Ecocrítica e historicidad: releyendo a los clásicos, la naturaleza y la sociedad

Revista Interuniversitaria de Formación del Profesorado, vol. 31, núm. 3, pp. 53-64, 2017

Universidad de Zaragoza

Recepción: 23 Agosto 2017

Aprobación: 30 Octubre 2017

Resumen: Aunar ecocrítica e historicidad supone tener en cuenta tanto la relación de explotación de la naturaleza por parte de la humanidad como la explotación social en la que se basa la subsistencia de dicha humanidad. En concreto, la segunda determina, a nivel ideológico, las nociones que configuran la práctica del discurso en general, y el literario en particular. De ahí que digamos que las nociones de naturaleza, individuo, sociedad y, por tanto, la noción misma de literatura, son, efectivamente, y como ha demostrado Juan Carlos Rodríguez, radicalmente históricas.

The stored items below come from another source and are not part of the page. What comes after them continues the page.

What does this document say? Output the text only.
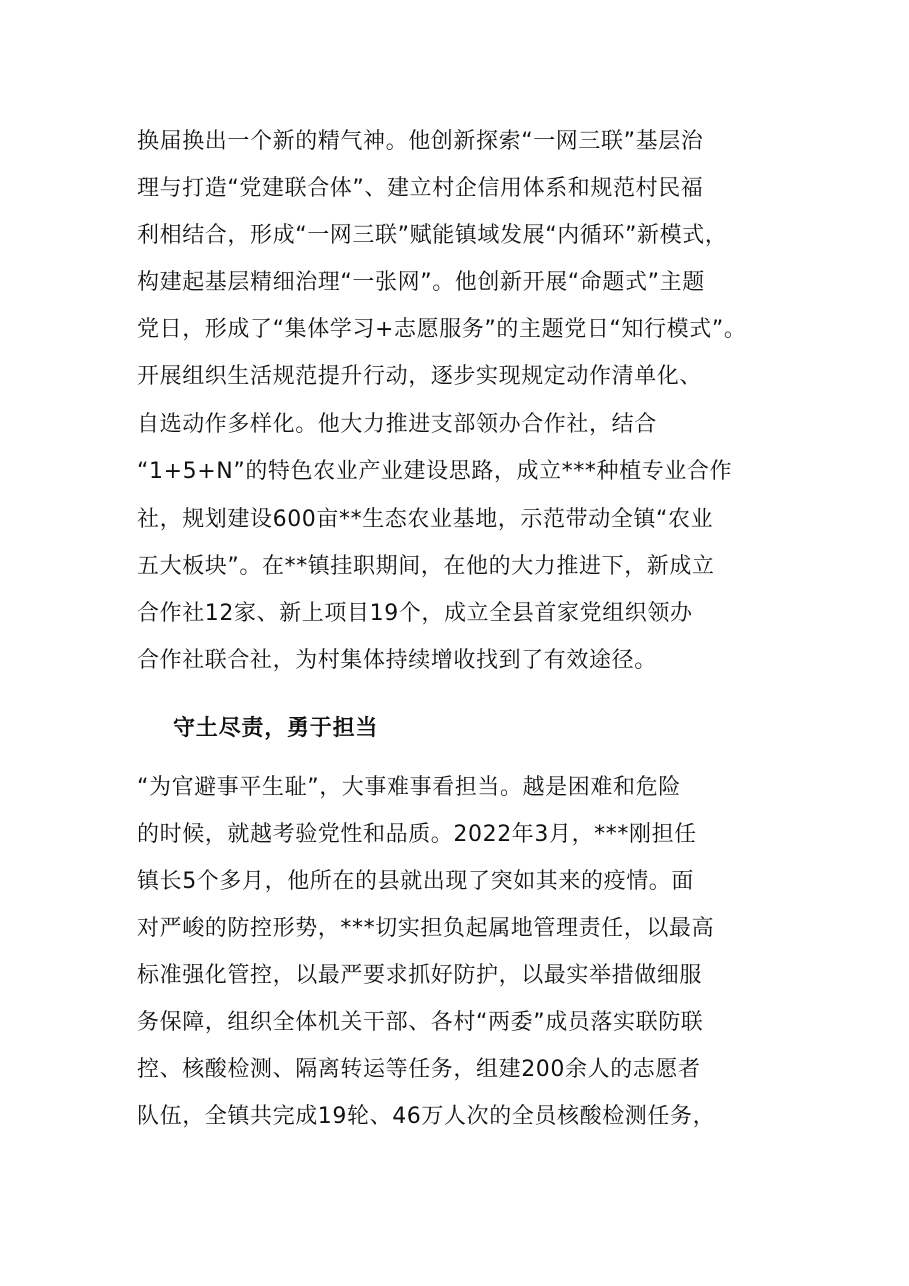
换届换出一个新的精气神。他创新探索“一网三联”基层治
理与打造“党建联合体”、建立村企信用体系和规范村民福
利相结合，形成“一网三联”赋能镇域发展“内循环”新模式，
构建起基层精细治理“一张网”。他创新开展“命题式”主题
党日，形成了“集体学习+志愿服务”的主题党日“知行模式”。
开展组织生活规范提升行动，逐步实现规定动作清单化、
自选动作多样化。他大力推进支部领办合作社，结合
“1+5+N”的特色农业产业建设思路，成立***种植专业合作
社，规划建设600亩**生态农业基地，示范带动全镇“农业
五大板块”。在**镇挂职期间，在他的大力推进下，新成立
合作社12家、新上项目19个，成立全县首家党组织领办
合作社联合社，为村集体持续增收找到了有效途径。
守土尽责，勇于担当
“为官避事平生耻”，大事难事看担当。越是困难和危险
的时候，就越考验党性和品质。2022年3月，***刚担任
镇长5个多月，他所在的县就出现了突如其来的疫情。面
对严峻的防控形势，***切实担负起属地管理责任，以最高
标准强化管控，以最严要求抓好防护，以最实举措做细服
务保障，组织全体机关干部、各村“两委”成员落实联防联
控、核酸检测、隔离转运等任务，组建200余人的志愿者
队伍，全镇共完成19轮、46万人次的全员核酸检测任务，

Proponemos, pues, una (re)lectura de los clásicos desde esta doble conciencia histórica y ecológica.

Palabras clave: Lectura, Clásicos, Ideología, Ecocrítica, Historicidad.

Abstract: To combine ecocriticism and historicity means to take into account both humankind’s exploitative relationship with nature and the kind of social exploitation upon which humankind’s livelihood is based. Specifically, the latter determines, at an ideological level, the notions that shape discourse in general, and literature in particular. Therefore, we claim that concepts such as ‘nature’, ‘individual’, ‘society’ and the concept of ‘literature’ itself are indeed radically historical, as noted by Juan Carlos Rodríguez. Our suggestion is that this dual awareness is needed in order to (re)read the classics.

Keywords: Reading, Classics, Ideology, Ecocriticism, Historicity.

Ecocrítica e historicidad: releyendo a los clásicos, la naturaleza y la sociedad

Introducción

¿Qué es la ecocrítica? ¿Es realmente completa una relectura en este sentido que no tenga en cuenta tanto la explotación de la naturaleza por parte de la humanidad como la explotación social en la que se basa la subsistencia de dicha humanidad? Tomar en consideración ambos puntos de vista supone un cambio en nuestros modos de lectura. En primer lugar, la ecocrítica exige pasar de una mediación entre autor y lector a una «mediación entre los autores, sus textos, la biosfera y el lector, y establece críticamente las conexiones del sujeto y su entorno […] se verifica en el texto las inclusiones y exclusiones de la naturaleza y los vínculos del ser humano con ella» (Gabriela Jerez, 2010: 48).

En segundo lugar, la historicidad nos plantea una cuestión más básica: no la mediación, sino la relación directa entre la sociedad y los discursos reproductores de cada modo de producción, entre los cuales uno, el literario, se basa en la noción del autor de un texto, supuestamente autoexpresivo o, en todo caso, poseedor de su propia subjetividad. Naturalmente, esta posición crítica establece un nuevo contraste con la norma dominante: en la actualidad, la escritura (de un autor) y la lectura (por parte del lector, asimismo, desde su propia subjetividad) se presentan siempre en su evolución como un fenómeno antropológico (con variantes, pero esencialmente el mismo: la evolución de la escritura en sus formas y funciones desde Mesopotamia a la escritura/lectura en Internet, etc.). Así, el fenómeno del lenguaje es visto desde dicha objetividad antropológica (con 40.000 años de existencia) y sistemática (aportación que, en nuestra cultura, se debe a la revolución lingüística de Saussure).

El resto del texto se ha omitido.